Saturday, November 1, 2025

John Foster and George Stallings | Trouble / 1931 [animated cartoon]

swish, push, and swallow

 

John Foster and George Stallings (directors) Trouble / 1931

 

As I mention above, the Van Beuren Studios versions of 30 cartoons made between 1931 and 1933 of Tom and Jerry, have nothing to do with the 1940s Joseph Barbara and William Hanna MGM cartoon cat and mouse also named Tom and Jerry. In fact, when Official Films bought the earlier series in the 1940s, they renamed the central characters as Dick and Larry.

     In the earlier Tom and Jerry animated short, Trouble, the characters are ambulance-chasing lawyers, who, alas, have not had a case in a month. Jerry, always the optimist, demands Tom “cheer up,” as he finally attaches a board with their names and vocation on them on the front door of their shack. Jerry, to help in lifting Tom’s spirits, takes out his banjo while the two sing a duet.


     At that very moment a marching bad just happens along, and the two see the perfect opportunity to let the crowds know about their firm, pulling down the new sign and strapping it would Tom’s neck and they go marching in the parade.
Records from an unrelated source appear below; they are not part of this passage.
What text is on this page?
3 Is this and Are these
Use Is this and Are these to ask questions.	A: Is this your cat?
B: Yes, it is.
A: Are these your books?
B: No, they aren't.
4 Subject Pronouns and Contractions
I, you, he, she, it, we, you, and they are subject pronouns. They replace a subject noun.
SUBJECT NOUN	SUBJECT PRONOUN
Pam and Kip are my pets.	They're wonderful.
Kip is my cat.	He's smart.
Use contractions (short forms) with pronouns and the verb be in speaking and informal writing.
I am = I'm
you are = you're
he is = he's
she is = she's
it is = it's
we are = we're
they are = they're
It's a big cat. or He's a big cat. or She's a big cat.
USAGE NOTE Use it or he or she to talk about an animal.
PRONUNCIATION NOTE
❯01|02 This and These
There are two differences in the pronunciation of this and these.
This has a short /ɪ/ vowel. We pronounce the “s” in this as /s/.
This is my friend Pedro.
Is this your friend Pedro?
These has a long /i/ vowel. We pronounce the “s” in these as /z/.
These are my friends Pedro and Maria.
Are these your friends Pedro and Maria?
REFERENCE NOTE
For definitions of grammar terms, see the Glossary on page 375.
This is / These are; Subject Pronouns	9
     The marching band move forward and in reverse as they make their way down the street, their alternative movements all to the confusion and duress of Tom and Jerry. But what the viewer most notices is the larger-than-life bass drummer, who the Instagram poster of QueerAnimation describes by breaking down the image:

 

“First, the ‘teapotting’ pose, where a character rests one hand on their hip with the elbow at a 45-degree angle, and their other arm is bent outward to the side. This extended arm usually has the pinkie pointed out. Next, is the physique. On average, early gay cartoon characters are reed-thin, and move in a swishy, pompous manner. For the drummer, this is demonstrated by his dainty, tiptoe walk cycle. Lastly, another common detail is a made-up face complete with eyelashes and cupid bow lips, a touch which blurs the line between defining masculinity and femininity.”

      In short, the drummer represents yet another example in the early 1930s of the popular stereotypes of the gay pansy.


     What that commentator does not mention is that every time the trumpeter in the front line of the band, with Tom and Jerry in the lead, blows his horn, the blast pushes Tom forward, forcing his penis to make contact with Jerry’s ass, moving them several times into this uncomfortable simulation of butt-fucking. Finally, the horn swallows the two up, blowing them out again as, after a few magical calisthenics, they fall directly into the sewer.


     And almost before we realize that what we are truly missing in this stick figure faggot figures in any real penile shape, a blimp that looks more like an oversized pickle appears in the sky, flying through clouds, one of which looks very much like Harpo Marx smoking a cigar before the blimps moves off.


      A man can be seen scaling a high-rise building, his job apparently to anchor the blimp to the top of the building. But “accidents do happen,” as Tom has long argued, and realizing that the man is about to fall, the call goes out for an ambulance—which of course these eager lawyers just have to chase.

      Eventually, the man falls, slowly, very slowly to the ground, but instead of splatting against the concrete, floats up and off, falls back, and finally stands, tossing out dozens of his cards: Joe Spoof, Slow Motion Actor, a character as surely from cartoon-land as that endless survivor Wile E. Coyote.

 

Los Angeles, October 23, 2023

Reprinted from My Queer Cinema blog (October 2023).